Time to think big, bold once again

"Make no little plans," said 19th century architect and urban planner Daniel Burnham. He would be impressed by an award-winning plan by a Bridgeport duo, Sarah Dunn and Martin Felsen of UrbanLab, whose cross-disciplinary design firm handles building and renovations.

Dunn and Felsen have proposed turning some Chicago streets into "eco-boulevards" featuring man-made waterways for naturally cleaning waste and storm water. The eco-boulevards would not only recycle water, which scientists expect to be an increasingly scarce commodity this century, but add substantially to the city's parkland and garden acreage.

The plan even would return farmland, forests, and prairies to the interior of the city for the first time since the days of Mrs. O'Leary's cow.
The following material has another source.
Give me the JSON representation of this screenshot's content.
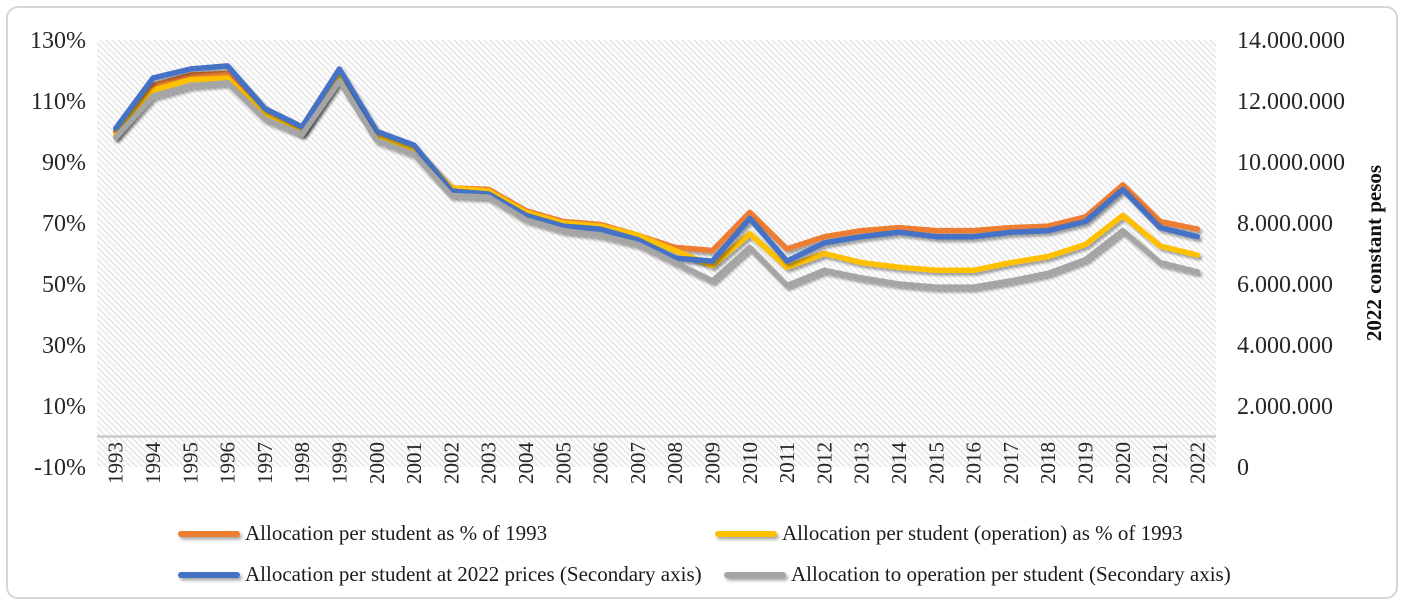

The plan also would restore the natural flow of the Chicago River, which was reversed from east to west in 1899.

Implementing this plan would fit Chicago's 19th and early 20th century grand tradition of doing things big—reversing the river, constructing the el, building Northerly Island, filling in huge swaths of lakefront to create new communities such as Streeterville, holding world's fairs, erecting massive public housing projects, and creating the expressway system. All of these were huge projects that many people did not think could be done—until Chicago did them. Not all of them worked, but all were the result of thinking big and bold.

Governments have shied away from such huge projects in recent years. They are tougher to do because community input is required (and rightly so) and because politicians fear a backlash to any public expenditure, fueled by those who believe all government is bad—a philosophy that has taken root since the 1980s but was unheard of in the era of thinking big and bold.

Tough, but not impossible. The time for bigness and boldness has come again. With economists predicting a shrinking economy, such a massive program would create thousands of jobs in the city. And with scientists predicting a shrinking water supply, dealing with the situation before it becomes a crisis would merely be sound governmental policy—the aquatic equivalent of fixing the bridge before it falls down.

We urge the City to give the Dunn/Felsen plan serious consideration. Chicago has done big and bold before. Their time has come again.